言葉なんて時代の流れに応じて変わっていくもの…昔の文献が読めなくなっていくのも自然なこと…
って楽観してもいられなかったりするんですけどねっ!
今でも、正字・正かなを愛用している方はいる。
どういうものかといふと、かういふつづりのことである(←適当)。
彼らに言わせると、正字・正かなのほうが合理的なんだそうだ。
何故、そのような主張がなされるかといえば、今我々が使っている「新字・現代仮名遣い」が制定された経緯が、実に横暴なものだったからである。
昔は「当用漢字表」なんてものがあったが、この名前の意味は「(漢字廃止までの間)当面の間用いる漢字表」という意味であり、漢字廃止を前提として制定されたものだったりする。
また、「常用漢字表」というのもあったが、この表に収録された漢字は略字が作られ、収録されなかった、俗に言う「表外字」は、今でも多くが当時の正字体を使っているという事実もある。
その常用漢字表の中でさえ、同じ部首が違う形に略されるなど、意味の一貫性を欠いたものがあったりもした。
幕末から明治を経て戦後に至るまで、「漢字制限論」「漢字廃止論」というものは根強く存在した。
曰く「日本は中国など及ばぬ強国になったというのに、中国由来の漢字を使い続けることは屈辱だ」とか「漢字はアルファベットより難しいため習得に時間がかかり、日本の近代化の著しい阻害となる」とか、今にして思えば「何言ってんだコイツ?」というような理屈が真剣にまかり通っていた時代があったのである。
そんなこんなで、今の新字・現代仮名に不合理な点があることは認めざるを得ない。
しかしながら、「正字・正かなの復権を!」というのには問題がある。
昔の文化を保存し、知り、受け継ぐのは大切なことだけれど、これを日常的に使うというわけにはいかない。
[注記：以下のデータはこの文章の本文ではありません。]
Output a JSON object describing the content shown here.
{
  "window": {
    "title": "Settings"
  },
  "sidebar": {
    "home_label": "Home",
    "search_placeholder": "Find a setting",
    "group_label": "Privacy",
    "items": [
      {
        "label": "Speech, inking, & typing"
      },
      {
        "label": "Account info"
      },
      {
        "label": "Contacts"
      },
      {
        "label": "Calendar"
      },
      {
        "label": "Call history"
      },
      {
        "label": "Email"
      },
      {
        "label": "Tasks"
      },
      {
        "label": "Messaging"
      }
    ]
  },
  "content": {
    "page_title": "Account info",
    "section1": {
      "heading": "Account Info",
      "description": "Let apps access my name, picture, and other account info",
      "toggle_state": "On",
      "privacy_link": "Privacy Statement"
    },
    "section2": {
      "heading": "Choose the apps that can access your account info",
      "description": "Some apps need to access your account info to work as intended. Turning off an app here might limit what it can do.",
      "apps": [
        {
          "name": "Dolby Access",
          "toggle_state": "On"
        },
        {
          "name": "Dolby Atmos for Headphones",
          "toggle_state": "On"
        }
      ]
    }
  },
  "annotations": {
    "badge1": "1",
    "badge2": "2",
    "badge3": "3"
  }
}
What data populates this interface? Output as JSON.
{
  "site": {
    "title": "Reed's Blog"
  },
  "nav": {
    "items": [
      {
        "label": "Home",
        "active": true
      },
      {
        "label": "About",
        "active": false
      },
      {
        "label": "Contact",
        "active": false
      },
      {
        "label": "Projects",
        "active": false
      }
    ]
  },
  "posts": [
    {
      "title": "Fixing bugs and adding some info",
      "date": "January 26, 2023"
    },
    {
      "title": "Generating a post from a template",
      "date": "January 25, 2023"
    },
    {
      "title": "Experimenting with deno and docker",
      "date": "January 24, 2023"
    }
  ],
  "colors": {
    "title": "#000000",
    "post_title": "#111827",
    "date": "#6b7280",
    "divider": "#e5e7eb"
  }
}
成立の経緯がいかに横暴であれ、新字・現代仮名は既に広く定着し、使われているからである。
まぁ、今からラディカルな国語改革が行われることはたぶん無いだろうから、とりあえず現状維持でいいんじゃないかとは思うが。
また、では、正字・正かなは非の打ちどころがないかと言うと、そういうわけでもない。
探せば非合理なところはいくらでも挙げられるだろう。
ことは日常的に使う言葉の問題である以上、「合理・非合理」だけで判断できる問題でもないし、「合理的な方に変えていけばいい」という問題でもない。それがまかり通るなら、正字正かなでも新字現代仮名でもない「新しい第三書法」を提案してしまいたいところなのだが、そんなことをすれば、混乱がより大きくなるのは必至である。
また、歴史上あったように、個人の思想が多分に介入してきた分野でもある。
あ、俺は、正字正かなには別に興味はない。ま、好きな人はやってればいいんじゃない? ということで。
#ちなみに、俺の死んだ婆さんの名前は「てふ」という。